In many cases, poverty, which is directly linked to American policy, has a role to play in their deprivation. It is an established fact that poverty hits women and children the hardest of all. The battle we are seeing in Washington should then not be limited to that country alone. The wall that Trump is trying to build around the US needs to be brought down. The world, after all, is one place, one planet – turbulence in a single part affects all the other parts. The Syrian war is an example of this.

And those lashing out against the chauvinism of the new American presidency should not forget that they, as educated people who are not prevented from coming out onto the streets or from shouting slogans, also need to stand for others. The true triumph would be if women, and men with them, stood together to make this possible and to work for the uplift and rights of women everywhere. Women after all, form one half of humanity. They also bring forward into the world all of humanity. It should therefore be a basic understanding that women everywhere need to be given the authority to do what women in America are doing today – to speak out, to lash at and to demand fairer treatment. This should not be a call only reserved for women in the Western part of the world. Others too seek precisely the same right. They are much, much further away from it.

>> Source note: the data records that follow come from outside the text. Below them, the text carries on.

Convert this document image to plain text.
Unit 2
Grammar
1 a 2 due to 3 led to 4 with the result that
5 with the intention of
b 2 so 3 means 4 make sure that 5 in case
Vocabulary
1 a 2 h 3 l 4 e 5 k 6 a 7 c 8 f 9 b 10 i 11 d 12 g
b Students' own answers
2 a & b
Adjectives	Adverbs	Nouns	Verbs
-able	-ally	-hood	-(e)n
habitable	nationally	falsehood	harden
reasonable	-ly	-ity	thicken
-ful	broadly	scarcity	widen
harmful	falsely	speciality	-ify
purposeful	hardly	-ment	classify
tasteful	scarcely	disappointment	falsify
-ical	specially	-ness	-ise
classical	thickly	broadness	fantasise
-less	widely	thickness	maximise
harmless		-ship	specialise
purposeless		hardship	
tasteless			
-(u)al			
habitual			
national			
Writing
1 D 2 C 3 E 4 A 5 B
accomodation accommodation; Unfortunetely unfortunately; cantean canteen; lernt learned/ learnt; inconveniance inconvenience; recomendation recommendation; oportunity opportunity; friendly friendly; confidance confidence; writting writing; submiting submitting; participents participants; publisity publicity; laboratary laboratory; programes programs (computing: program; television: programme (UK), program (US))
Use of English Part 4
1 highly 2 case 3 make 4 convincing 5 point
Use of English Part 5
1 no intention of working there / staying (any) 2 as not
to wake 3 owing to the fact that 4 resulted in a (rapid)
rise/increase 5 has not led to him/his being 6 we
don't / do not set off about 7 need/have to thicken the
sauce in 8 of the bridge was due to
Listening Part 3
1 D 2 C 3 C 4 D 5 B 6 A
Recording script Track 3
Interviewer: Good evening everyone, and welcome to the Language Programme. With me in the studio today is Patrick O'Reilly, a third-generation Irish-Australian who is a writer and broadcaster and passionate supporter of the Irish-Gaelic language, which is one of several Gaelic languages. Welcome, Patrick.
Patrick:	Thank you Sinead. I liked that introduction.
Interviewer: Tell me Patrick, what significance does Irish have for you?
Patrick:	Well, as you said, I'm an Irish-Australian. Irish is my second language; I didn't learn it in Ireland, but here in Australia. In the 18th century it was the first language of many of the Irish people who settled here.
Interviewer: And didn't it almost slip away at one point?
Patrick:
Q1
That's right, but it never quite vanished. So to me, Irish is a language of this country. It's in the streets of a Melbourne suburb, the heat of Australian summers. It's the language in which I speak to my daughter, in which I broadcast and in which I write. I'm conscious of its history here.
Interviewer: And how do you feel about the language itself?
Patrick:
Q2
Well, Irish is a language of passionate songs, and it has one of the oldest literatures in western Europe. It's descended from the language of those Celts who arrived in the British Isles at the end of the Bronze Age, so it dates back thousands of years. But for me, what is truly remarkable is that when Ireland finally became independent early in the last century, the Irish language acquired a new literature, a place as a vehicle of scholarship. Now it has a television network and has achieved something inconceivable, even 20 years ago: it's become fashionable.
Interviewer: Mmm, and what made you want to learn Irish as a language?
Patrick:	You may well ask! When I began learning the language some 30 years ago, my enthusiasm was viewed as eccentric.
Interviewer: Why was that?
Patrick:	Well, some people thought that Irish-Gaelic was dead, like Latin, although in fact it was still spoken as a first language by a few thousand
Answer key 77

Millions of women around the world are unable to write out a placard or to read out a slogan. They are held back in patriarchal societies which frown at the very idea of women in public places. When we have the kind of globalisation that is constantly spoken of today, there should also be an effort to look at matters from a global perspective. If the millions marching in the US were to march for the world and persuade others to join them, we would have a movement with much greater meaning.

This is in no way to undermine the efforts that have been organised in the US. Those behind the marches deserve applause and appreciation as people who stand at the vanguard of a society unwilling to accept injustice and the simple brutality of gender-biased language. But perhaps these people can also use their power for a wider cause, and in doing so educate the often isolated people of the West about precisely what happens in other places and precisely why women from these countries who do choose to fight are so often vilified or even killed. We have examples of this from around the world.

The marches in Washington are a time for all women, indeed all human beings, to stand together and speak up for those who cannot.

The writer is a freelance columnist and former newspaper editor.